Meituan announces $717 million acquisition plan, Dingdong Maicai's US stocks rise briefly before market open

On February 5th, Dingdong Maicai (DDL.US) experienced a short-term rally in pre-market trading on the U.S. stock market, rising nearly 10% at one point.

On the same day, Meituan-W (03690.HK) announced that it plans to acquire all the issued shares of Dingdong, a leading fresh food e-commerce company in mainland China, for $717 million. According to the agreement, the transferor can withdraw up to $280 million from the target group, but the net cash of the target group must not be less than $150 million.

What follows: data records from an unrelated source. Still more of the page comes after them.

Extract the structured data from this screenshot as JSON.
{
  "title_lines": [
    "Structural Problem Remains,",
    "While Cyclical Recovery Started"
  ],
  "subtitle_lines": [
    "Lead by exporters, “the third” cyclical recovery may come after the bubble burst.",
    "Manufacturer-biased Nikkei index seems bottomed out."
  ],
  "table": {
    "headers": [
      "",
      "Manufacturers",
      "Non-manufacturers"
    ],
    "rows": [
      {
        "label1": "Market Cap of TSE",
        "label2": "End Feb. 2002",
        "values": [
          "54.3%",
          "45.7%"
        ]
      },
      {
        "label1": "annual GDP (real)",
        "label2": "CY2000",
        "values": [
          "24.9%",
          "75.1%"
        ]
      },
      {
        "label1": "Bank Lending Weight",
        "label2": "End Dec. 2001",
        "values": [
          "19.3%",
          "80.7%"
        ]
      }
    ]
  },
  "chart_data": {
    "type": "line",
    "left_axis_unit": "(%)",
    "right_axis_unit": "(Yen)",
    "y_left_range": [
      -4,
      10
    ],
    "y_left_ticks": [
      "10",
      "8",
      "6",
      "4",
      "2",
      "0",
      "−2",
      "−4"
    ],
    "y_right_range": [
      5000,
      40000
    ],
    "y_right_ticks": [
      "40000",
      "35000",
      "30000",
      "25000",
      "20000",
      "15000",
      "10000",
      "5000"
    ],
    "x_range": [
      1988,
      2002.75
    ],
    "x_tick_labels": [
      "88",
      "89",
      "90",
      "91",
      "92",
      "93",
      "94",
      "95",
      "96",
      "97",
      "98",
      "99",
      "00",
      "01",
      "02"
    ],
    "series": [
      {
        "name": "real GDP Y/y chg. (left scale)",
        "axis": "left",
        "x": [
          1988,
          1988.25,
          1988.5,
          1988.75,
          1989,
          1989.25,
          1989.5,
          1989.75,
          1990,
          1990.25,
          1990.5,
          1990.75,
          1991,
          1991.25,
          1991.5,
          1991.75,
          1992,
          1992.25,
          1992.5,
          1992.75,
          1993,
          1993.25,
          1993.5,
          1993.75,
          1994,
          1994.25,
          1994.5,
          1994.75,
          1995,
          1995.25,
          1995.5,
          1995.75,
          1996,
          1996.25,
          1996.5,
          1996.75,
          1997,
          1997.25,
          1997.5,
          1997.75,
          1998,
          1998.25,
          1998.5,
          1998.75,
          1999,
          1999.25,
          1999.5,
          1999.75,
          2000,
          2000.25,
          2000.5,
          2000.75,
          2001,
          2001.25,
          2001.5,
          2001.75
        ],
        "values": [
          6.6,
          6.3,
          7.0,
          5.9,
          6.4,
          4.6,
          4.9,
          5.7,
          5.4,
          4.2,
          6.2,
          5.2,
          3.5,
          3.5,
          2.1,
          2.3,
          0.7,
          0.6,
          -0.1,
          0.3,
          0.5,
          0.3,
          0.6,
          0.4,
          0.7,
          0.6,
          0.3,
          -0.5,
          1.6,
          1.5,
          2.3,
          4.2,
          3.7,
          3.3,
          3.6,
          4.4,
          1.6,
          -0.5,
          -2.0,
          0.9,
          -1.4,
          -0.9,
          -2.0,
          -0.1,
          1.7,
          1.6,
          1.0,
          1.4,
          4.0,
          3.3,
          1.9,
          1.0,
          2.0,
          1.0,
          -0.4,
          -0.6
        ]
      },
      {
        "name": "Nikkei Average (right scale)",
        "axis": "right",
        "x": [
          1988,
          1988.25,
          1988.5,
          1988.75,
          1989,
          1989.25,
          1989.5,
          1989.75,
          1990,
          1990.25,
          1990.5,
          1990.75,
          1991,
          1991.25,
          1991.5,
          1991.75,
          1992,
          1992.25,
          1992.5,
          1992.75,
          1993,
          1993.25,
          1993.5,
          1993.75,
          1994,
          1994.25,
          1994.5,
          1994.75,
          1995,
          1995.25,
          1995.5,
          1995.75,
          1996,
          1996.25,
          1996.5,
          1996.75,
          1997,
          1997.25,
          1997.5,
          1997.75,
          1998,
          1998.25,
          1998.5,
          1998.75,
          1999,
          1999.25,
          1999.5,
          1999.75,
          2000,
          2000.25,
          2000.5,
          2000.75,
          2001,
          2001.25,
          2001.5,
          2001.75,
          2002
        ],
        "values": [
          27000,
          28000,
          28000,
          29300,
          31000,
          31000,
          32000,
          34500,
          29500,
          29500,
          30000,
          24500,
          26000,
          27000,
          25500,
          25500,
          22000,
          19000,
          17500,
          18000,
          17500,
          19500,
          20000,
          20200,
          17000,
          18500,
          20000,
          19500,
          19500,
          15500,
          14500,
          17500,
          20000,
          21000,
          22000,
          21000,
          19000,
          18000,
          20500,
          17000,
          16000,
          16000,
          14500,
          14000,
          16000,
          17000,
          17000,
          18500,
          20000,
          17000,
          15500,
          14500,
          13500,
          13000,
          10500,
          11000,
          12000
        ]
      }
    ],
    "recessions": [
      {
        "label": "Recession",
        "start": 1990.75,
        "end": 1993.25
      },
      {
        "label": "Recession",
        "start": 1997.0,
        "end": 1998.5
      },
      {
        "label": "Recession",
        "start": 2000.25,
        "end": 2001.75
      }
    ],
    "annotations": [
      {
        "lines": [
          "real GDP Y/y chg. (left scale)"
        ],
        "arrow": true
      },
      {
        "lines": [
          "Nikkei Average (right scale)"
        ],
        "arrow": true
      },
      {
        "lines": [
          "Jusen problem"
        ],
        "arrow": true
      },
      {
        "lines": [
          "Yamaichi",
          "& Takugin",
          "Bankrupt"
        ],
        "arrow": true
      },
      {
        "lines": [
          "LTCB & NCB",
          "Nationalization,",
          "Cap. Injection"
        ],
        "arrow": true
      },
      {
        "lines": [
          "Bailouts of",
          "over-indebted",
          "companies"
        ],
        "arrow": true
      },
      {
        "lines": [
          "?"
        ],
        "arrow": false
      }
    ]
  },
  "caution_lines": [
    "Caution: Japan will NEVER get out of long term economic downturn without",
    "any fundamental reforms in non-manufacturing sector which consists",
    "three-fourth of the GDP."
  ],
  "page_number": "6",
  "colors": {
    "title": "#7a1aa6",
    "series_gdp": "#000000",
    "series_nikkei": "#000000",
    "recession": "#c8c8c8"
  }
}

This acquisition will make the target company an indirect wholly-owned subsidiary of Meituan, with its financial performance consolidated into Meituan’s financial statements.

According to the announcement, Dingdong is a leading fresh food e-commerce company in mainland China, founded and controlled by Liang Changlin. The target company is a wholly-owned subsidiary of Dingdong.

Meituan stated that the company highly values its grocery retail business, and this transaction fully aligns with its long-term development plan in this field. Dingdong is a leading enterprise in the domestic grocery retail sector, and its business philosophy of “providing high-quality products and services to users” aligns perfectly with Meituan’s mission of “helping people eat better and live better.” As of September 2025, Dingdong operates over 1,000 front warehouses across China, with more than 7 million active users per month. Dingdong boasts a top-tier supply chain system in the industry, with a high proportion of direct procurement for fresh products; it also has a rich lineup of private label products, with a high repurchase rate, making it popular among consumers. This transaction will help maximize the advantages of both parties in product development, technology, and operations, thereby providing consumers with a better shopping and delivery experience. Based on the above reasons, the board of directors (including independent non-executive directors) believes that this acquisition is fair and reasonable and is in the overall interest of the company and its shareholders.